奨学金 格差解消へ抜本改革求む『西日本新聞』社説2010年11月7日付

『西日本新聞』社説2010年11月7日付

奨学金 格差解消へ抜本改革求む

 文部科学省は来年度政府予算の概算要求に、所管の日本学生支援機構が高専や大学、大学院などの学生に貸与する奨学金の大幅拡充を盛り込んでいる。

 家庭の所得格差が若者の学ぶ意欲に影を落としている。経済格差が教育格差につながるとすれば、教育の機会均等の理念からも由々しき事態である。文科省は実現に全力を挙げてもらいたい。

 返済不要の給付奨学金を含め公的な奨学金制度が充実している欧米に比べ、日本が貧弱であることは論をまたない。

 2010年度に支援機構の奨学金を受けている学生は118万3千人と、この10年間で2倍近く増え、大学生に限れば3人に1人が利用している。しかし、そのすべてが原則返済が必要な貸与制だ。しかも有利子型が7割を占め、無利子型の利用者は34万9千人にすぎない。

 無利子型奨学金は親の所得や本人の学業成績に一定の基準がある。だが、毎年2万6千人ほどが基準を満たしながらも貸与枠の不足から受給できず、有利子型を利用せざるを得ない状況だという。

 このため文科省は来年度、無利子奨学金の枠を3万7千人増やし、基準を満たす希望者全員に行き渡るようにする。さらに、有利子型の枠も増やし、貸与対象者を全体で130万7千人にする計画である。奨学金は若者の学ぶ機会を保障する仕組みの一つであり、不況で家計があえぐなか、拡充は待ったなしだ。

 この際、奨学金制度の抜本改革を求めたい。今年3月、経済団体の経済同友会が公表した提言が大いに参考になる。

 経済協力開発機構(OECD)の最新調査によると、国内総生産(GDP)に占める日本の公的な教育支出の割合は2007年、28カ国中で最下位だった。格差が際立つのが大学などの高等教育で、全教育支出に占める公費負担割合は32・5%とOECD平均の半分以下だ。その分、私費負担の割合が大きいのだ。

 同友会は、近年のこうした現状を憂慮して、具体的に(1)希望者全員への奨学金貸与(2)返済免除規定の拡大(3)給付奨学金の導入-の3点を提言している。

 (1)は概算要求が通れば、ほぼ実現するかもしれない。だが、それでも返済義務はのしかかる。残り2点は、現行の貸与奨学金の弊害を補う狙いがある。

 返済免除規定の拡大は、本人の卒業後の年収に応じて返済額を減免する所得連動型返済が念頭にある。英国やオーストラリアなどで導入されており、社会人としての自立を支援しているという。

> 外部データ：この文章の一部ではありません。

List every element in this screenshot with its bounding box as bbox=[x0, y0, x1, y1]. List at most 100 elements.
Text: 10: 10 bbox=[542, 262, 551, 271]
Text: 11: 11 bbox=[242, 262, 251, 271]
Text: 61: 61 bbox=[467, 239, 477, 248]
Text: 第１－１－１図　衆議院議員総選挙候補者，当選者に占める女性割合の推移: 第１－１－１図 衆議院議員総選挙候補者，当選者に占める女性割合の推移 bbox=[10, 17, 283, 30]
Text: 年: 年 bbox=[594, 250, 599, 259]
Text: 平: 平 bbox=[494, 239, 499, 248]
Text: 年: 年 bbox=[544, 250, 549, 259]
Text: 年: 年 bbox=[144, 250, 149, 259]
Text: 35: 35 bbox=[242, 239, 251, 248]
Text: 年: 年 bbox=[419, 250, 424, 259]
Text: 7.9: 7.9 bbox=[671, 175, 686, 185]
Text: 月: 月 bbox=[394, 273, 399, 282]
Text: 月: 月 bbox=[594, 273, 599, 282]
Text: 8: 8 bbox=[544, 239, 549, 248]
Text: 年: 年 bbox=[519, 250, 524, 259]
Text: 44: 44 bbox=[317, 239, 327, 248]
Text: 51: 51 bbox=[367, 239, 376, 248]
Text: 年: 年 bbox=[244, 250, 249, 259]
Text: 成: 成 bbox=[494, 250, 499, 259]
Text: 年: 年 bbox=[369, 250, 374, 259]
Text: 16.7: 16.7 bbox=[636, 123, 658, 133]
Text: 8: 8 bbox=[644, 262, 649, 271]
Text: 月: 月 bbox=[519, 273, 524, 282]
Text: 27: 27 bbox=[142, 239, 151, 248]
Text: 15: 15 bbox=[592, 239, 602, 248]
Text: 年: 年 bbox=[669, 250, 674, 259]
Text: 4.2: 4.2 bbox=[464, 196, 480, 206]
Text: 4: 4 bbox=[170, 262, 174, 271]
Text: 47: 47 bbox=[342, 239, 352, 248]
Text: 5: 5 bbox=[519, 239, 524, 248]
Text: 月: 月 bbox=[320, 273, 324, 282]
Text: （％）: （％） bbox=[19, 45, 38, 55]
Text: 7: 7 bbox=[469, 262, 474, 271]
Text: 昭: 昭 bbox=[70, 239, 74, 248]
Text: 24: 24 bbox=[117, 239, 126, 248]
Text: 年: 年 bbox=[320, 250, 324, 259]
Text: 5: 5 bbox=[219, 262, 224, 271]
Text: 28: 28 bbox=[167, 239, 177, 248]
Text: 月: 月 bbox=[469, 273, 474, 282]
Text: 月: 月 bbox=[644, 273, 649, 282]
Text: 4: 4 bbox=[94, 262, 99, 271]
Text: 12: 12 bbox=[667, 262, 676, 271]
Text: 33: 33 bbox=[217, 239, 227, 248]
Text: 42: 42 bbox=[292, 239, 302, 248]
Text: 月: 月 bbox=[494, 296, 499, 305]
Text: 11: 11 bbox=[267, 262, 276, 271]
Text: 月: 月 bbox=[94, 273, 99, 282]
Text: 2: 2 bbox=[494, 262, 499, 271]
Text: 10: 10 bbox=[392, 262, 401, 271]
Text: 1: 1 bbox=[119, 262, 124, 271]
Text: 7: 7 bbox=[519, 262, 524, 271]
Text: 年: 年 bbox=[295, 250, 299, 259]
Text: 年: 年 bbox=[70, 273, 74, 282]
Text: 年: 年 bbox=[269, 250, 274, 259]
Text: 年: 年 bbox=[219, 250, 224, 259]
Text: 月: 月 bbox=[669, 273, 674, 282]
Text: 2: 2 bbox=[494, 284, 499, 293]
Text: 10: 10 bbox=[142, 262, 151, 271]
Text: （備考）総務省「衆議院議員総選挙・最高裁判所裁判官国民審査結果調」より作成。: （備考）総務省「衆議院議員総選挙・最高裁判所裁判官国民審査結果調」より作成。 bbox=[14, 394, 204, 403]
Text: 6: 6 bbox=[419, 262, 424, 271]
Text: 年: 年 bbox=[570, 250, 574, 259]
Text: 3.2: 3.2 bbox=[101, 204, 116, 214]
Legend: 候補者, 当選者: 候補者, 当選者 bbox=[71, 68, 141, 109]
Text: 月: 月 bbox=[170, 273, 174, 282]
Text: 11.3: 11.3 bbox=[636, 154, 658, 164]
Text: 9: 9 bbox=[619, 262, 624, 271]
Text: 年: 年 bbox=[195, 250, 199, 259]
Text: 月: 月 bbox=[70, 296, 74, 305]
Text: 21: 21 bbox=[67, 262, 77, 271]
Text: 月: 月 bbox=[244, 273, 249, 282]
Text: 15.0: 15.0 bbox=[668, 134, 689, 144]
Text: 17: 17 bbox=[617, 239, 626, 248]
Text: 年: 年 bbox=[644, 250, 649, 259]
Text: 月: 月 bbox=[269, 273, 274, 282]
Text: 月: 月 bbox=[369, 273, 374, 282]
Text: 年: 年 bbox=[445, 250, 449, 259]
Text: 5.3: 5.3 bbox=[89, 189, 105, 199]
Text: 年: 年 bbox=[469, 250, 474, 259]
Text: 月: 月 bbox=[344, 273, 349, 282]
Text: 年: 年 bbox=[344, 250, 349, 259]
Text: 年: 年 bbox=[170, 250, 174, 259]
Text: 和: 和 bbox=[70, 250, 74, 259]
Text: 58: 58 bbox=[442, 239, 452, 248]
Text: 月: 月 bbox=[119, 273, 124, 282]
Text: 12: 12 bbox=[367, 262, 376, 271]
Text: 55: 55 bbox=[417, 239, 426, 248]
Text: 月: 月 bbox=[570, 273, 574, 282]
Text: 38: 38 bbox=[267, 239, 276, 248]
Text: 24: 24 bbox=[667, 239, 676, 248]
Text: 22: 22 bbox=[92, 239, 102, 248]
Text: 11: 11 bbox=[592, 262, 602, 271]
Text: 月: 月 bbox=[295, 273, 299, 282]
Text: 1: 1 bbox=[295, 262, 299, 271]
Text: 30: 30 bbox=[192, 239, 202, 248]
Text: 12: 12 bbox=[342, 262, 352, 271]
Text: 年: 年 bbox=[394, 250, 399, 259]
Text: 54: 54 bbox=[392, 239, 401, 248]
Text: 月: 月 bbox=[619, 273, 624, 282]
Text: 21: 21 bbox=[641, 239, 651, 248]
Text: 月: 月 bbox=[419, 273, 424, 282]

 給付奨学金は文字通り、返済義務がない。もちろん、所得制限や成績基準はあるが、欧米ではこれが一般化しており、こうした奨学金をはじめ高等教育に多額の公費が支出されているのだ。

 経済的理由で進学が困難な若者は社会全体で支えることも必要だ。そのためには授業料減免などの拡充も不可欠だろう。若者の学ぶ意欲を摘まないよう、あらゆる努力を惜しんではならない。